There is nothing more certain to drive a fielding side to distraction than a pair of tailenders swinging away with gay abandon, and while Simon Jones and Steve Harmison were adding 31 for England's last wicket, all of the efforts that Makhaya Ntini had poured into South Africa's fightback were gurgling away like the beerkegs at Castle Corner. It was not the runs so much as the ridicule, particularly for poor Dale Steyn, who had to check his celebrations twice - once when Ntini spilled a diving take at long leg, and again when Steyn himself overstepped for a staggering 16th no-ball.
It could have been curtains for the comeback, but South Africa rallied, and by the close they had secured a slender lead for the loss of just two batsmen. It was a prospect that had seemed a world away at the start of play, and moreover the two men at the helm were the big guns of Graeme Smith and Jacques Kallis. They mustered not a run between them in the first innings - it is inconceivable that they will both miss out a second time around.
It was a missed opportunity for England. With a bit more application they could have been out of sight by teatime. Instead they face the prospect of a tricky fourth-innings run-chase, although South Africa's lack of a genuine spinning option should still cost them dear, if Ashley Giles's probing late spell is anything to go by.
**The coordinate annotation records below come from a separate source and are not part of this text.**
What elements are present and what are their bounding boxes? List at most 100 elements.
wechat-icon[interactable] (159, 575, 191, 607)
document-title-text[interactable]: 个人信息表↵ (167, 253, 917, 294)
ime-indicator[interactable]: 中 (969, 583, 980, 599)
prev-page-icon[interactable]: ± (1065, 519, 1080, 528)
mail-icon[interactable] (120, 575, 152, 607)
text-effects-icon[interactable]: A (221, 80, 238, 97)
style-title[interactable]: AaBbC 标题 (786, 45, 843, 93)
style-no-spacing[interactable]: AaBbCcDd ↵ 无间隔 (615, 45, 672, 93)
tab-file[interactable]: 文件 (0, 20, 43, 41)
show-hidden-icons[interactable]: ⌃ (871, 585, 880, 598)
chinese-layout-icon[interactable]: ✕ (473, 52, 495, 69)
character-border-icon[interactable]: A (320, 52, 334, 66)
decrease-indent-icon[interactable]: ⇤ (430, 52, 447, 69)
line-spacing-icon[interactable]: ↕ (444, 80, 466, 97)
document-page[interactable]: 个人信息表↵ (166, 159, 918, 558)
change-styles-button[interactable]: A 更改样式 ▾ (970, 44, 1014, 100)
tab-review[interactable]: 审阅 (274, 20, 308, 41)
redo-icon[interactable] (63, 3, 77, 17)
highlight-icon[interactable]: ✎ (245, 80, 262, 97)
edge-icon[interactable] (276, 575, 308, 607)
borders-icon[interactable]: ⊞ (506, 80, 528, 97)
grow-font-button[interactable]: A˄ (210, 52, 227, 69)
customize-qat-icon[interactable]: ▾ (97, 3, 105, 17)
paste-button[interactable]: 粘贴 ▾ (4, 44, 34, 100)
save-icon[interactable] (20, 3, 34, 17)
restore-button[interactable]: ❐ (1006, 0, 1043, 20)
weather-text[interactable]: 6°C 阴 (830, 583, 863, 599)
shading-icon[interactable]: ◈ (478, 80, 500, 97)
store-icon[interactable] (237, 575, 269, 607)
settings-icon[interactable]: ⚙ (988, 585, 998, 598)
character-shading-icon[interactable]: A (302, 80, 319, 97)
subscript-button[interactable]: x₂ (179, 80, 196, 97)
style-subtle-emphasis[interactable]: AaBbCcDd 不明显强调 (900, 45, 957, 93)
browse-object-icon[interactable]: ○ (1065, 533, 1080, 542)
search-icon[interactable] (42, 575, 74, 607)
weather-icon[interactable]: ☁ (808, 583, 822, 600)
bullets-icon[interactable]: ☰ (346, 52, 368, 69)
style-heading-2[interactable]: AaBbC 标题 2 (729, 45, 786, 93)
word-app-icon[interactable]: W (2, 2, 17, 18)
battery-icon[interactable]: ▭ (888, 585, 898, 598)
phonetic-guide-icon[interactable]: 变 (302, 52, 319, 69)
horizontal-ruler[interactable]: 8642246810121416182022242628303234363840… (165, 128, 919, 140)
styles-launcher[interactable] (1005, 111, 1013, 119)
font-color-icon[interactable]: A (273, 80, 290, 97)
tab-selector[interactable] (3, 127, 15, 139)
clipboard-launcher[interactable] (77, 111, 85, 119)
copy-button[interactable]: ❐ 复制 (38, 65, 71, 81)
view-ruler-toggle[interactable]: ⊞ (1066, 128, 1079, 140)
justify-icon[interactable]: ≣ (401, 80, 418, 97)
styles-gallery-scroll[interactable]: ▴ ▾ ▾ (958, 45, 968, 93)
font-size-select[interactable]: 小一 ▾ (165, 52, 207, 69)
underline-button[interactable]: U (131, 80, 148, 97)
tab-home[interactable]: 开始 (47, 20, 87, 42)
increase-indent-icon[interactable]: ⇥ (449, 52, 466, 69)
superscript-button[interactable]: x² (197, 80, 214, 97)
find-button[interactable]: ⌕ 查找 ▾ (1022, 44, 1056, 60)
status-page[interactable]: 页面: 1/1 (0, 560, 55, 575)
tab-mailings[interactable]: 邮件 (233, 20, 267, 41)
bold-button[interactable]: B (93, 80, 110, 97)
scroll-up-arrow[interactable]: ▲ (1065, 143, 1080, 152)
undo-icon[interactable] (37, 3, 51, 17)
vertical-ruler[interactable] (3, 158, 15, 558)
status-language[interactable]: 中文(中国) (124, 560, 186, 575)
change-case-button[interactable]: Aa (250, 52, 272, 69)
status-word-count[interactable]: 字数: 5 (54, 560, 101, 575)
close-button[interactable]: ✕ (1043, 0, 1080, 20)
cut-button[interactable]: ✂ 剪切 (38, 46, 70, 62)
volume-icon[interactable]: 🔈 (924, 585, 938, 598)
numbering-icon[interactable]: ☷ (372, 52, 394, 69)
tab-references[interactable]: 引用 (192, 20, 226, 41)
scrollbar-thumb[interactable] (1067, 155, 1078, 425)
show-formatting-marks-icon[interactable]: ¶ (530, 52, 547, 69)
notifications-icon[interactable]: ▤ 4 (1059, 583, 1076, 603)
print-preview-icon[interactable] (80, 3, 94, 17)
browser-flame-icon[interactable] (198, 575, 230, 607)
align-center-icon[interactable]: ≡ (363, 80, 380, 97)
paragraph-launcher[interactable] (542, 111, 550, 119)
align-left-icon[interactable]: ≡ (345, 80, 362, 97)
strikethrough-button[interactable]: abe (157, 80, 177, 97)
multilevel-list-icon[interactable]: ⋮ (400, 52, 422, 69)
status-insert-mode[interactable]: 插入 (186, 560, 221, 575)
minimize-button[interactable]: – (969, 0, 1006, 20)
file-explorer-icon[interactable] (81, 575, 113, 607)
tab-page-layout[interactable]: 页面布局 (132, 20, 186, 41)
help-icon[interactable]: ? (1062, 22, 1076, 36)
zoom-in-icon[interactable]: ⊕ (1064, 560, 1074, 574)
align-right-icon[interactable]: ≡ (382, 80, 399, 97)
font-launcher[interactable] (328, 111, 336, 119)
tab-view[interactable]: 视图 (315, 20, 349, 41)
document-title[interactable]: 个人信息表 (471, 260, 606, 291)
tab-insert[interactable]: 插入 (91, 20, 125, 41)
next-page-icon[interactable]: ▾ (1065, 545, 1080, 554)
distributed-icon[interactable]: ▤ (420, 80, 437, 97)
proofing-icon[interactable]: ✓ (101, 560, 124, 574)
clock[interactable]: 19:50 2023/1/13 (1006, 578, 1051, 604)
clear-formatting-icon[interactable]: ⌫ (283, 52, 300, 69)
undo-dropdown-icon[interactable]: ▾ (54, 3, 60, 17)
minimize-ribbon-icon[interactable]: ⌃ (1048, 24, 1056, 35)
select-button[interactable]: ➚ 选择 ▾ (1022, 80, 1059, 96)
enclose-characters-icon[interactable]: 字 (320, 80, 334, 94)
Mark Butcher's innings was a microcosm of his team's failings. He came into the match under the most intense scrutiny, following his double failure at Potchefstroom, but knuckled down in the early part of his innings, to lay the foundations of what had the makings of a truly formidable performance. But then, with a hundred there for the taking, he played one rash swish to the hostile Ntini, and the walls of the innings came tumbling down.
Butcher said recently that he had learned a lesson while watching England from the sidelines, that he really wanted to cash in when well set, in the manner that Robert Key had done on his return to the side at Lord's last summer. For 192 balls and four-and-a-half hours he did just that, waiting patiently for the scoring opportunities, which he put away with élan. It is little wonder he was crestfallen at the close.
England have not always taken the easy route to victory in the course of their seven-match winning streak, but one of the hallmarks of their performances has been their coolness under fire when chasing in the fourth innings. In a match that has suddenly become anyone's game, they should still be favourites with two days to go, but they have made things mighty tough for themselves.
Andrew Miller is assistant editor of Cricinfo, and he will be following England's tour around South Africa.